Awards
2010 Artist Award for Distinguished Body of Work
Emory Douglas and Barkley L. Hendricks
Emory Douglas (photograph by Jos Wheeler, Auckland, New Zealand)
The panel unanimously agreed to give the Artist Award for a Distinguished Body of Work to two artists who have long challenged the art world’s boundaries and received definitions in different but historically important ways. While working on opposite coasts and in different mediums, Emory Douglas and Barkley L. Hendricks transformed how African American people saw themselves, and how they were seen. Through their championing of diverse communities and individuals that mainstream society had long rendered invisible or misrepresented, they confronted the deep divisions and inequities running through American society. Emerging during the mid-1960s, at a time of intense social upheaval, Hendricks and Douglas maintain practices that are confrontational and incendiary, subversive and sly. The artists’ steadfast defiance of expectations functioned as a powerfully liberating force in their work, as well as an inspiration to younger artists. More than commercial success, dignity was what guided them in their decisions. Thus, while Douglas worked outside the confines of the art world, Hendricks worked inside it without succumbing to the pressures and proscriptions against painting, particularly observational painting and (to go one step further) portraiture.
From 1967 until 1980, Douglas was the Black Panther Party’s revolutionary artist and minister of culture. An artist of considerable power, he advanced the cause of justice for African Americans during a tumultuous period; his cartoons and posters are among the most iconic political images of the era. Trained as a graphic artist at City College of San Francisco, Douglas applied his considerable talents to the Black Panther newspaper, which he designed and illustrated from the first issue. His work redefines and extends a tradition that includes such figures as Honoré Daumier, George Grosz, John Heartfield, and Käthe Kollwitz. His community-based art changed in content and form over the course of the Black Panthers’ history. From his early drawings of pigs symbolic of a repressive police and state authority to his depictions of African American women and children living in rat-filled squalor, and from his devastating photomontages of a triumphant Richard Nixon to his hopeful imagery of the Panthers’ Survival Programs dedicated to education and accessible healthcare, Douglas adapted the style and medium of his art to the issue at hand. His abiding concern has been the promotion of social justice. If an artist can indeed have a social impact, Douglas is such an artist. “Dangerous pictures,” as Sam Durant, one of the curators of the New Museum exhibition Emory Douglas: Black Panther, describes them, “they were meant to change the world.”

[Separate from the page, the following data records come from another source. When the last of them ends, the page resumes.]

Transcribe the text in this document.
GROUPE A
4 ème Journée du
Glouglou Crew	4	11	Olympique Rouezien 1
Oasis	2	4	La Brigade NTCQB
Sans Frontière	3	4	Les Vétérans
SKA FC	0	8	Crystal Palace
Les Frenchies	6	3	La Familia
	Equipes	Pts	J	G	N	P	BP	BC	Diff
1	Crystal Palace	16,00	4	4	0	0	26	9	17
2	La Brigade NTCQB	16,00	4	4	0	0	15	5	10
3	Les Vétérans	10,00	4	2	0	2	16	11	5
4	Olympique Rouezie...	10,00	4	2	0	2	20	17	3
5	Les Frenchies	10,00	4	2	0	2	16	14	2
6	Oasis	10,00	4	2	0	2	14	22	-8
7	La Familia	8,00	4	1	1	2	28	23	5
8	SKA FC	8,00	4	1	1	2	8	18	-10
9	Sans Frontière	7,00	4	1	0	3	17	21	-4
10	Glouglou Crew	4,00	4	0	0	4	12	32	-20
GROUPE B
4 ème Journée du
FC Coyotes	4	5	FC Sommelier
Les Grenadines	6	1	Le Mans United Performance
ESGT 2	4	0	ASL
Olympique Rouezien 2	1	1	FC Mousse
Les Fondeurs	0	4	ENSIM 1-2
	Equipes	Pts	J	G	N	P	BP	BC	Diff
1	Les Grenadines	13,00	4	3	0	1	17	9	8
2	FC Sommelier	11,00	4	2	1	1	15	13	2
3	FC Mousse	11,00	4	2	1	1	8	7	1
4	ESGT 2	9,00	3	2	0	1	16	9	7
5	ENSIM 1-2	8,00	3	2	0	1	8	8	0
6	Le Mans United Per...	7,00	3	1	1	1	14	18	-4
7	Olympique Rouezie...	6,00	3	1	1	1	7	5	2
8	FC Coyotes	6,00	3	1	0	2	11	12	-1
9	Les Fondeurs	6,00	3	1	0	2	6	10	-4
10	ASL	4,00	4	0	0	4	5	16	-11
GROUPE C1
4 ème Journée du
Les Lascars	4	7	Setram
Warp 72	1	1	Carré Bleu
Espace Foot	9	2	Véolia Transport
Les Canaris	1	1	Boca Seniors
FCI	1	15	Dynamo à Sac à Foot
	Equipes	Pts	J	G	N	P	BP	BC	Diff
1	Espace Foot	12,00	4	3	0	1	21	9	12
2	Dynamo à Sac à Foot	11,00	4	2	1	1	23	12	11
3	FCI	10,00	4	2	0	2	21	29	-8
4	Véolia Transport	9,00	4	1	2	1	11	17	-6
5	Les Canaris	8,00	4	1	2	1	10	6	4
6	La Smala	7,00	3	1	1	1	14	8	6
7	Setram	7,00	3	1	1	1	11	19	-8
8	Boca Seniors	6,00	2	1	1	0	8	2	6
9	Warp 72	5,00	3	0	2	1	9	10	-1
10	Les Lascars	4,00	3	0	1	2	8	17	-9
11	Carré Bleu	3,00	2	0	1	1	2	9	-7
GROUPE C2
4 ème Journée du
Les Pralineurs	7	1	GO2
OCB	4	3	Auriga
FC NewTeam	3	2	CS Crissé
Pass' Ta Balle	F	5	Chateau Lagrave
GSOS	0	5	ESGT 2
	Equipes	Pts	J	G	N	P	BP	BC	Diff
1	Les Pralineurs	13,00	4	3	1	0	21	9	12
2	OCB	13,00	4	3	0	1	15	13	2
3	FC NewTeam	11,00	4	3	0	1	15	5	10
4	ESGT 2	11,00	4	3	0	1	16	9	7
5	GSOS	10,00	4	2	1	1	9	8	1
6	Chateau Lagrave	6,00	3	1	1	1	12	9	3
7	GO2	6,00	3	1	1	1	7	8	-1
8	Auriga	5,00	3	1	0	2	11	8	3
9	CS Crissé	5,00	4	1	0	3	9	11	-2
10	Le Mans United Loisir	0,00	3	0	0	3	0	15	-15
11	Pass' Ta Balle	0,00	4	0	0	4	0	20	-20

Barkley L. Hendricks (photograph by Duke Photography)
For more than forty years, Hendricks has painted, among other things, powerful portraits of urban African Americans as well as candid self-portraits. Trained at the Yale School of Art during a period of abstraction’s dominance, he enlisted a realist idiom to paint the people he knew. Omitting gratuitous details, he typically depicted his subjects against monochromatic fields and thus conveyed, by means of this classically modernist convention, the character and individuality of his sitters. As Trevor Schoonmaker observes in one of the catalogue essays for Barkley L. Hendricks: Birth of the Cool, his recent traveling retrospective: “They are people with a distinctive style, personality, and attitude that caught his attention and inspired a creative response. Their pose and accoutrements received as much attention as they did. But to mainstream society of the 1970s, these images were both visually and conceptually loaded and thus potentially dangerous.”
By paying so much attention to his sitters’ personal attributes, Hendricks achieved an unlikely frisson in his paintings, calling attention to the ways in which cultural difference might be understood—and therefore deployed and co-opted—via style. In doing so, he underscores that mainstream society and mass media are always trying absorb the vernacular of the unassimilated without ever truly opening doors. As his in-your-face nude self-portrait, complete with numerous telling habiliments, makes evident, we are never truly naked because each of us is seen within a cultural context.
Rather than succumb to, adapt to, or be cowed by repressive contexts, Douglas and Hendricks sought to overthrow them through loaded images. They developed powerful representations through their attention to detail and commitment to being explicit. For them, the body and the body politic are neither abstractions nor separate realms. And yet, what comes through all of their work is passion, the need to tell the truth of their circumstances, to give testimony.
Jury: Johanna Burton, Whitney Museum Independent Study Program, chair; James Meyer, Emory University; and John Yau.